Rizal was commenting on the new guidelines by the Central Agency for Application for Filming and Performance by Foreign Artistes (Puspal).
Among others, the new additions in the guidelines are that male foreign artistes are not allowed to dress up like women when performing in Malaysia.
Large-scale concerts and live performances by international acts are also not allowed to be held on the night before Islamic public holidays and on the date of such occasions itself.
About such “blackout” dates, Rizal said there should be some allowance for events which are not related to the particular religious occasion.
For example, he said a concert which features Indian culture should be allowed to happen on a Muslim holiday.
“A concert that is considered ‘large-scale’ is not allowed to be held on these dates.

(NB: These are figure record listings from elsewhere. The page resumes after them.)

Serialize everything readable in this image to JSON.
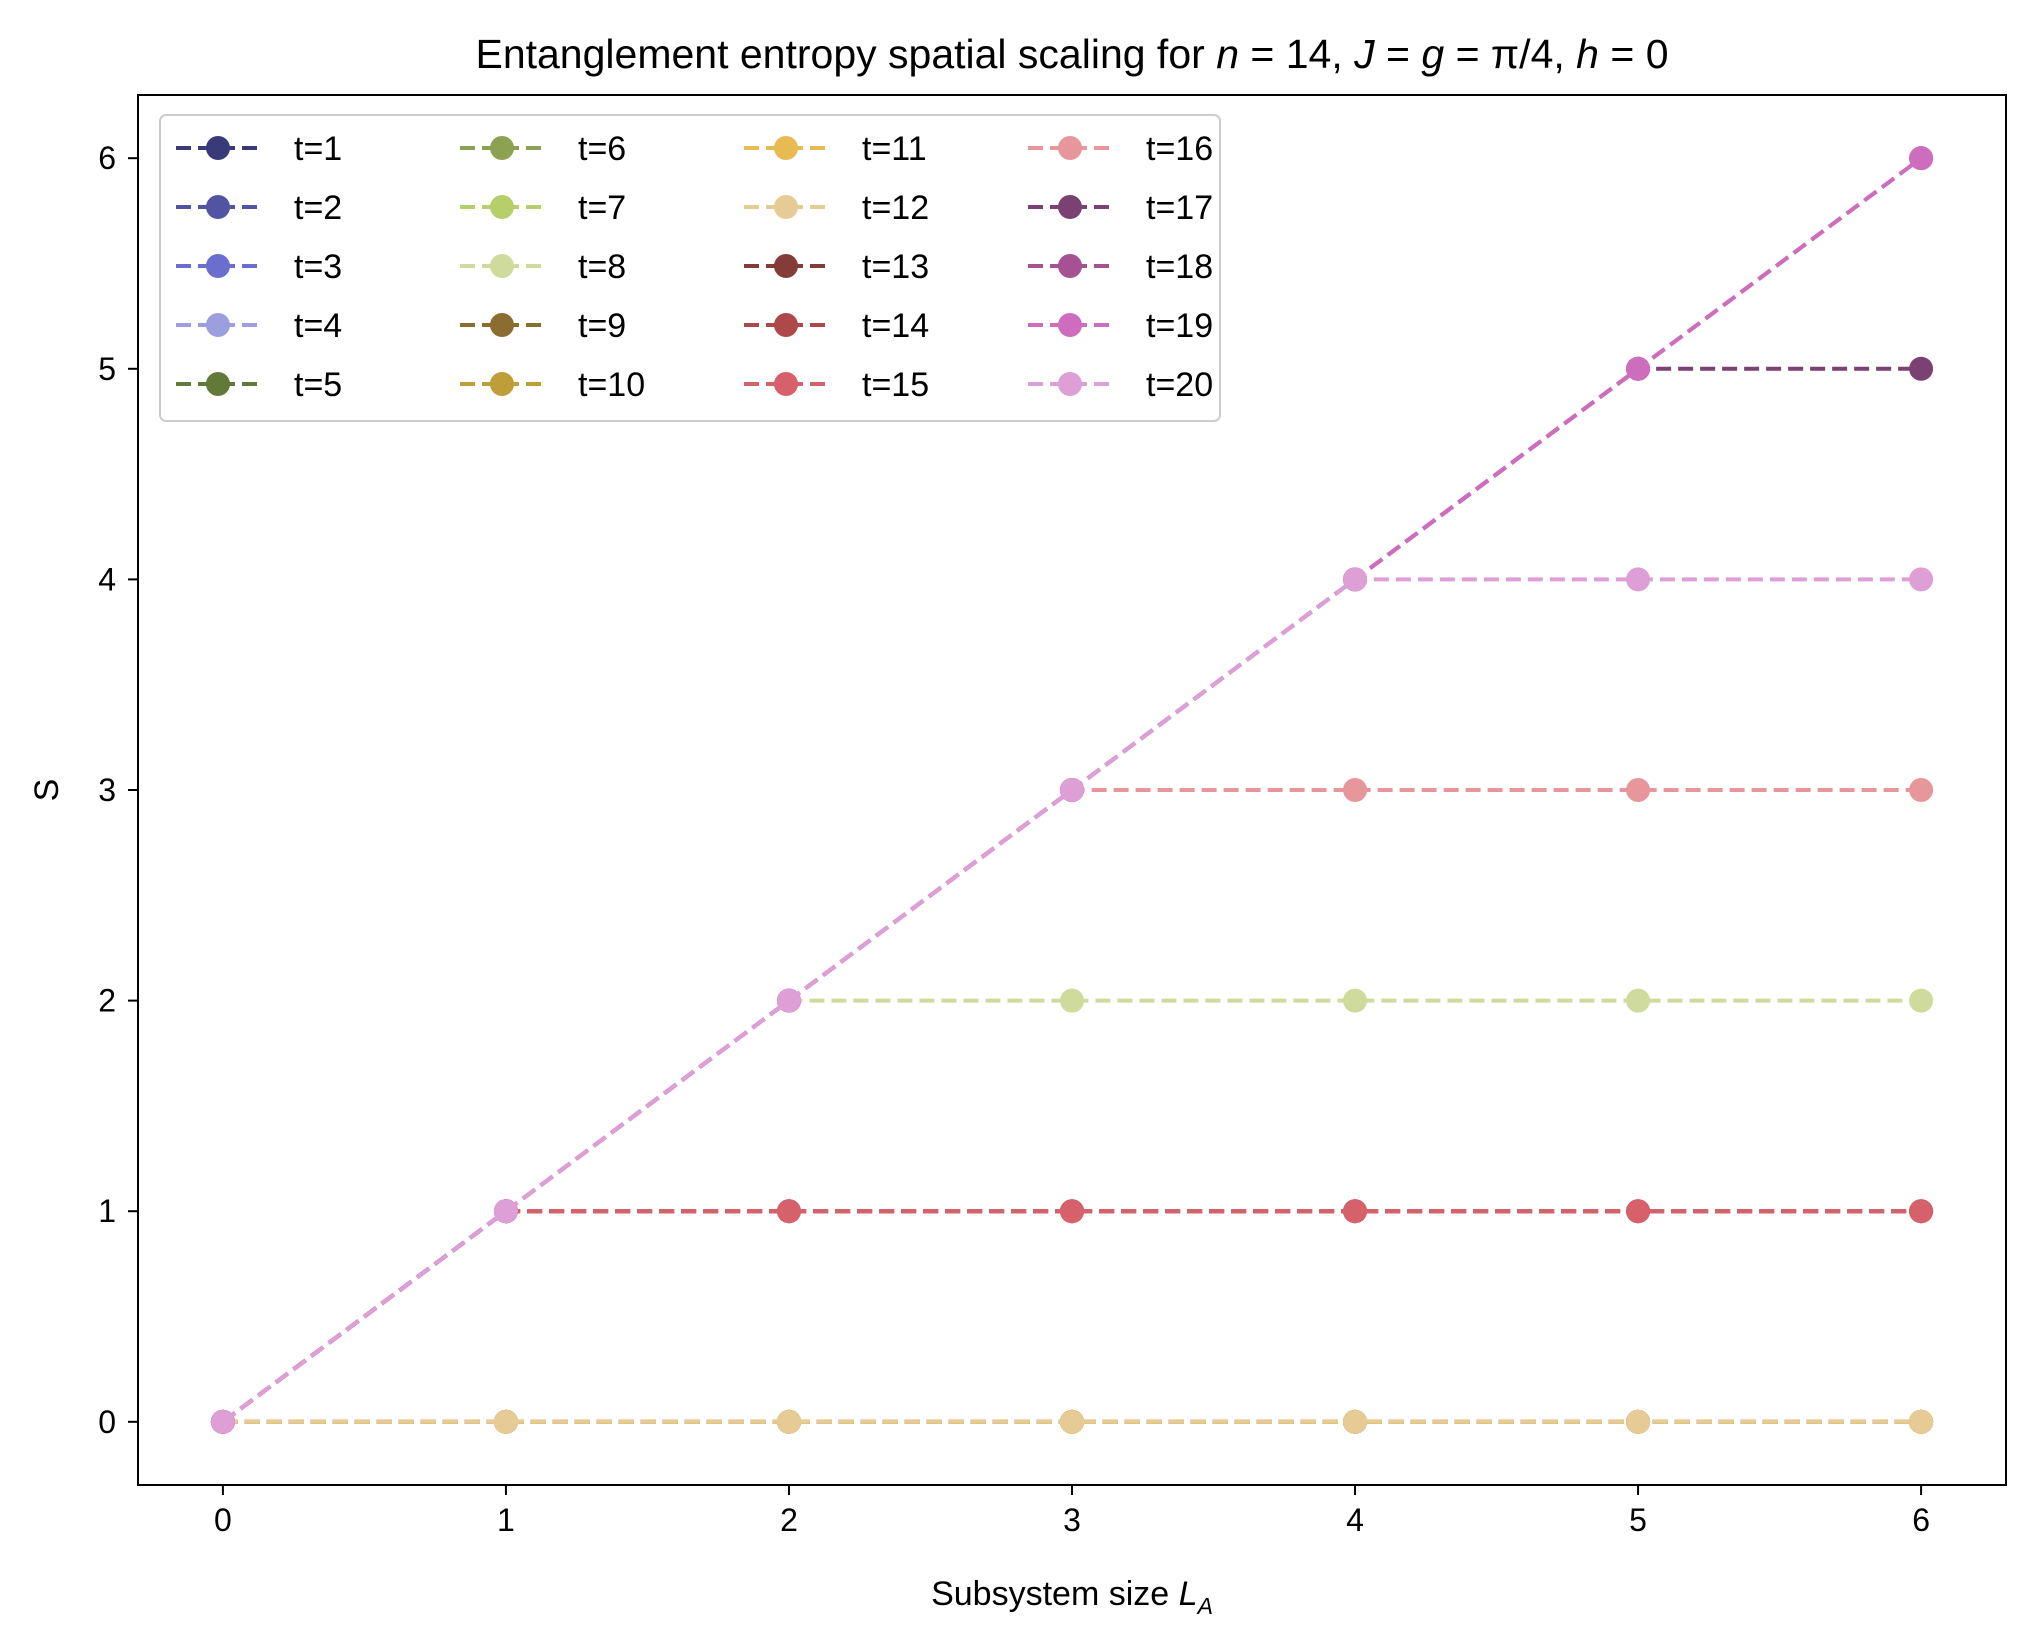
{
  "chart_data": {
    "type": "line",
    "title": "Entanglement entropy spatial scaling for",
    "title_math": [
      "n",
      " = 14, ",
      "J",
      " = ",
      "g",
      " = π/4, ",
      "h",
      " = 0"
    ],
    "xlabel": "Subsystem size",
    "xlabel_math": "L",
    "xlabel_sub": "A",
    "ylabel": "S",
    "xlim": [
      -0.3,
      6.3
    ],
    "ylim": [
      -0.3,
      6.3
    ],
    "x_ticks": [
      "0",
      "1",
      "2",
      "3",
      "4",
      "5",
      "6"
    ],
    "y_ticks": [
      "0",
      "1",
      "2",
      "3",
      "4",
      "5",
      "6"
    ],
    "grid": false,
    "legend_position": "upper-left",
    "legend_columns": 4,
    "line_style": "dashed",
    "marker": "circle",
    "x": [
      0,
      1,
      2,
      3,
      4,
      5,
      6
    ],
    "series": [
      {
        "name": "t=1",
        "color": "#393b79",
        "values": [
          0,
          0,
          0,
          0,
          0,
          0,
          0
        ]
      },
      {
        "name": "t=2",
        "color": "#5254a3",
        "values": [
          0,
          0,
          0,
          0,
          0,
          0,
          0
        ]
      },
      {
        "name": "t=3",
        "color": "#6b6ecf",
        "values": [
          0,
          0,
          0,
          0,
          0,
          0,
          0
        ]
      },
      {
        "name": "t=4",
        "color": "#9c9ede",
        "values": [
          0,
          0,
          0,
          0,
          0,
          0,
          0
        ]
      },
      {
        "name": "t=5",
        "color": "#637939",
        "values": [
          0,
          0,
          0,
          0,
          0,
          0,
          0
        ]
      },
      {
        "name": "t=6",
        "color": "#8ca252",
        "values": [
          0,
          0,
          0,
          0,
          0,
          0,
          0
        ]
      },
      {
        "name": "t=7",
        "color": "#b5cf6b",
        "values": [
          0,
          0,
          0,
          0,
          0,
          0,
          0
        ]
      },
      {
        "name": "t=8",
        "color": "#cedb9c",
        "values": [
          0,
          1,
          2,
          2,
          2,
          2,
          2
        ]
      },
      {
        "name": "t=9",
        "color": "#8c6d31",
        "values": [
          0,
          0,
          0,
          0,
          0,
          0,
          0
        ]
      },
      {
        "name": "t=10",
        "color": "#bd9e39",
        "values": [
          0,
          0,
          0,
          0,
          0,
          0,
          0
        ]
      },
      {
        "name": "t=11",
        "color": "#e7ba52",
        "values": [
          0,
          0,
          0,
          0,
          0,
          0,
          0
        ]
      },
      {
        "name": "t=12",
        "color": "#e7cb94",
        "values": [
          0,
          0,
          0,
          0,
          0,
          0,
          0
        ]
      },
      {
        "name": "t=13",
        "color": "#843c39",
        "values": [
          0,
          1,
          1,
          1,
          1,
          1,
          1
        ]
      },
      {
        "name": "t=14",
        "color": "#ad494a",
        "values": [
          0,
          1,
          1,
          1,
          1,
          1,
          1
        ]
      },
      {
        "name": "t=15",
        "color": "#d6616b",
        "values": [
          0,
          1,
          1,
          1,
          1,
          1,
          1
        ]
      },
      {
        "name": "t=16",
        "color": "#e7969c",
        "values": [
          0,
          1,
          2,
          3,
          3,
          3,
          3
        ]
      },
      {
        "name": "t=17",
        "color": "#7b4173",
        "values": [
          0,
          1,
          2,
          3,
          4,
          5,
          5
        ]
      },
      {
        "name": "t=18",
        "color": "#a55194",
        "values": [
          0,
          1,
          2,
          3,
          4,
          5,
          6
        ]
      },
      {
        "name": "t=19",
        "color": "#ce6dbd",
        "values": [
          0,
          1,
          2,
          3,
          4,
          5,
          6
        ]
      },
      {
        "name": "t=20",
        "color": "#de9ed6",
        "values": [
          0,
          1,
          2,
          3,
          4,
          4,
          4
        ]
      }
    ]
  }
}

“But it’s slightly unclear what exactly this means. We need further definition to make the rules more business-friendly,” added Rizal, who is the chief executive officer of live events organiser LOL Asia.
On the rule to forbid cross dressing for male foreign artistes, he said such a guideline would mean certain acts cannot be brought to Malaysia like RuPaul’s Drag Race, which is an American reality show that expanded to Asian countries.
However, he said entertainers like Singaporean comedian Kumarason Chinnadurai or Kumar are able to perform here after following the dress code.
“Black metal bands, or any other acts that are considered too extreme, are viewed as not suitable for the Malaysia brand as well.
“But the world is full of talented people and there are still many international acts that can and want to come to Malaysia,” added Rizal.
Alife chairman Para Rajagopal, who is also the managing director of concert organiser PR Worldwide, agreed that the guidelines have more details on what can be done and not.
“But does it help to grow the industry? It’s for sure curbing some freedom of creativity, inclusivity and diversity,” he said.
Para added that Alife is hoping to have a technical meeting with Puspal to iron out key elements like how to handle the blackout dates, managing acts who support inclusivity of genders, extreme views to ban concerts and responsible media coverage on events.
The Livescape Group chief executive officer Iqbal Ameer said industry players will have to continue their dialogue with Puspal to ensure that the live events industry can remain sustainable in the long run and appeal to everyone’s goals.
On the restrictions in the guidelines, he said it is difficult for event organisers to screen through every specific show.
“As event promoters, they bring in what the fans want to see.
“So to impose these restrictions has put event promoters in a hard place to decide what is and what is not suitable. This still puts us in a continuous dialogue and to be case-by-case specific, which may deter growth,” he said.